Thursday, February 17, 2011

Is There Anything Else to the Synthesis of These Random Mechanomers?

Proteins generally each assume a single stable conformation, or change between two or three conformations by way and in course of function, but perhaps fewer than one in one billion random amino acid orders specify such well-conformed proteins, and such incidence is taken here to be that of well-conformed mechanomers in random mechanomer stocks. Many mechanomeric functions might be performed by mechanomers which do not assume such conformations (if only because conformed by complexing in course and by way of function), and such incidence will be adequate for the mechanomeric selection of mechanomers performing the simplest functions anyway, but selection of mechanomers performing more complex functions will require use of some technique(s) for increasing such incidence.
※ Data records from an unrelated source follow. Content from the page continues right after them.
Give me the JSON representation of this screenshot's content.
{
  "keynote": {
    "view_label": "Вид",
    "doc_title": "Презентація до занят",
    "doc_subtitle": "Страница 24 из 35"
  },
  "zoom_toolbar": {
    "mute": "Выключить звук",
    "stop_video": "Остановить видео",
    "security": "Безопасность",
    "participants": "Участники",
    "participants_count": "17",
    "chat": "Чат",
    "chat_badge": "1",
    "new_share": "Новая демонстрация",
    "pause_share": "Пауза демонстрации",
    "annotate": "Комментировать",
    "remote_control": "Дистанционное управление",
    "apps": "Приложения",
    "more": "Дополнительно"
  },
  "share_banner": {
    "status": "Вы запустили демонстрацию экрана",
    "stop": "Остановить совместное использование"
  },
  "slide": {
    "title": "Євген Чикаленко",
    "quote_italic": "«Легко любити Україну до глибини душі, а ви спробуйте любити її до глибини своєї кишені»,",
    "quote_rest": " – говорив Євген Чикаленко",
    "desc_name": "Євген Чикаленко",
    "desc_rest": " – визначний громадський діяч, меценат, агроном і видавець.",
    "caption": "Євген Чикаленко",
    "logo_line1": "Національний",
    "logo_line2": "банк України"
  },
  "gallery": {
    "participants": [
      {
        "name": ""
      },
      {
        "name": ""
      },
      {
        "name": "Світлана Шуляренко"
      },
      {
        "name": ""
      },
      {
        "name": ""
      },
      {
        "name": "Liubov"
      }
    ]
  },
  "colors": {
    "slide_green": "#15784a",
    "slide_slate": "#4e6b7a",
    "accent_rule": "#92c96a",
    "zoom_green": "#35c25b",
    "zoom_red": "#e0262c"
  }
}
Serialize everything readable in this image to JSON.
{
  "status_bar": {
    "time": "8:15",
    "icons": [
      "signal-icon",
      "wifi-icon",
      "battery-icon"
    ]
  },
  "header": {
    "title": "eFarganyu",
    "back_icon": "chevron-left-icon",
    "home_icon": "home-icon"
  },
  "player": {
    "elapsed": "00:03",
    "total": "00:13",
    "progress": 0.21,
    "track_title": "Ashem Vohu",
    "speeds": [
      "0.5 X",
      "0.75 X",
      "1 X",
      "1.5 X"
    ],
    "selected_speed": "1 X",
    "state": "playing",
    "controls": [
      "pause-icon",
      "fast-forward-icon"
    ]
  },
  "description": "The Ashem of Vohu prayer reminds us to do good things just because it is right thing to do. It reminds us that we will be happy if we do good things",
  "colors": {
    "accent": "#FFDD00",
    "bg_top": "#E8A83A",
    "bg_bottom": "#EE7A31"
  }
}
Three such techniques, in order of increasing complexity and decrease in synthesis of poorly-conformed mechanomers, are diagonalization (chromatographing random mechanomers along one side of a square medium or matrix and then at a right angle to the original direction until the spectrum lies largely along and is enriched in well-conformed mechanomers along the diagonal, well-conformed mechanomers being more sharply localized in chromatography, such mechanomers extracted and the procedure repeated, using different media), fuzzy replication (using an inaccurate or fuzzy replicase to replicate an original well-conformed mechanomer, perhaps with a function similar or even identical in part to that desired, and synthesize a random mechanomer stock, analogous to evolution), and splicing (of random or fuzzily-replicated segments into the appropriate areas of otherwise well-conformed mechanomers, analogous to antibody antigen binding site development, followed by replication to insure that those mechanomers assume the conformations they would have assumed upon continuous polymerization and will upon replication for production).